At present, physicians derive a breast cancer prognosis from the tumors size, the extent of its spread, the degree to which the tumor cells differ from normal cells, molecular characteristics of the tumor cells, and the patients age. Tumor removal and radiation therapy cure most women whose cancer is confined to the breast. Nonetheless, one-fourth of such women subsequently have cancer crop up elsewhere, says Stephen P. Ethier, a molecular biologist at the University of Michigan School of Medicine in Ann Arbor.

To obtain genetic clues to this risk, the researchers analyzed samples of 78 breast tumors that had been surgically removed from women. All the patients had breast cancer that was confined to the breast at the time of diagnosis. Of these, 34 women had cancer arise outside the breast within 5 years.

Using microarray analysis–a lab technology that reveals activity in individual genes–the researchers scanned roughly 25,000 genes in the tumor cells. Of the genes, 4,968 showed up as either especially busy or sluggish in at least three tumors.

Next, the researchers used a computer to look for patterns of gene overactivity or underactivity associated with aggressive tumors. Assessed this way, 70 genes stood out. The team tested the accuracy of this genetic profile by using it to determine whether a tumor in a new set of samples came from a woman who had an aggressive cancer or had one that remained under control.

The profile enabled the scientists to predict correctly–albeit retrospectively–the fate of 17 of 19 cancer patients, says study coauthor Stephen H. Friend, a molecular biologist at Rosetta Inpharmatics in Kirkland, Wash.

The emerging technology is enabling scientists to think differently about how we classify breast cancer, says Ethier. While the technique still doesnt permit a physician to give all women accurate prognoses, a refined version could ultimately . . . change the way a person might be treated, he says.

The next step for researchers will be to test the method on hundreds of additional patients, Friend says.

Especially good candidates would be women whose breast cancer is caught and removed early and who dont appear to need chemotherapy.

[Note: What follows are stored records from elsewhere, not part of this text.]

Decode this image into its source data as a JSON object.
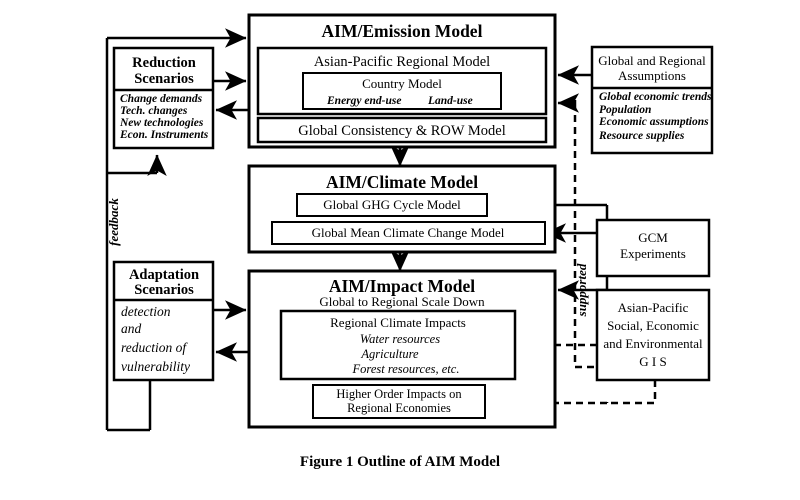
{
  "figure": {
    "caption": "Figure 1    Outline of  AIM Model"
  },
  "emission": {
    "title": "AIM/Emission Model",
    "regional": "Asian-Pacific Regional Model",
    "country": "Country Model",
    "country_left": "Energy end-use",
    "country_right": "Land-use",
    "consistency": "Global Consistency & ROW Model"
  },
  "climate": {
    "title": "AIM/Climate Model",
    "ghg": "Global GHG Cycle Model",
    "mean": "Global Mean Climate Change Model"
  },
  "impact": {
    "title": "AIM/Impact Model",
    "subtitle": "Global to Regional Scale Down",
    "regional_title": "Regional Climate Impacts",
    "regional_items": [
      "Water resources",
      "Agriculture",
      "Forest resources, etc."
    ],
    "higher_line1": "Higher Order Impacts on",
    "higher_line2": "Regional Economies"
  },
  "reduction": {
    "title_line1": "Reduction",
    "title_line2": "Scenarios",
    "items": [
      "Change demands",
      "Tech. changes",
      "New technologies",
      "Econ. Instruments"
    ]
  },
  "adaptation": {
    "title_line1": "Adaptation",
    "title_line2": "Scenarios",
    "items": [
      "detection",
      "and",
      "reduction of",
      "vulnerability"
    ]
  },
  "assumptions": {
    "title_line1": "Global and Regional",
    "title_line2": "Assumptions",
    "items": [
      "Global economic trends",
      "Population",
      "Economic assumptions",
      "Resource supplies"
    ]
  },
  "gcm": {
    "line1": "GCM",
    "line2": "Experiments"
  },
  "gis": {
    "line1": "Asian-Pacific",
    "line2": "Social, Economic",
    "line3": "and Environmental",
    "line4": "G I S"
  },
  "labels": {
    "feedback": "feedback",
    "supported": "supported"
  },
  "colors": {
    "background": "#ffffff",
    "stroke": "#000000",
    "text": "#000000"
  }
}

Microarray analysis could turn up a dangerous pattern of gene activity in some of those women, pinpointing who should get further treatment, such as chemotherapy, he says.

Although such a genetic profile is currently very expensive to generate, Friend says the cost is dropping and could be down to hundreds of dollars per test in the near future.

Meanwhile, the 70 genes highlighted in this study include many that hadnt been previously implicated in breast cancer. Researchers might start investigating these genes individually to see if any presents a target for therapy, Friend says. The genes that are overactive in aggressive cancers and the proteins they encode may offer new avenues to slow breast cancer growth.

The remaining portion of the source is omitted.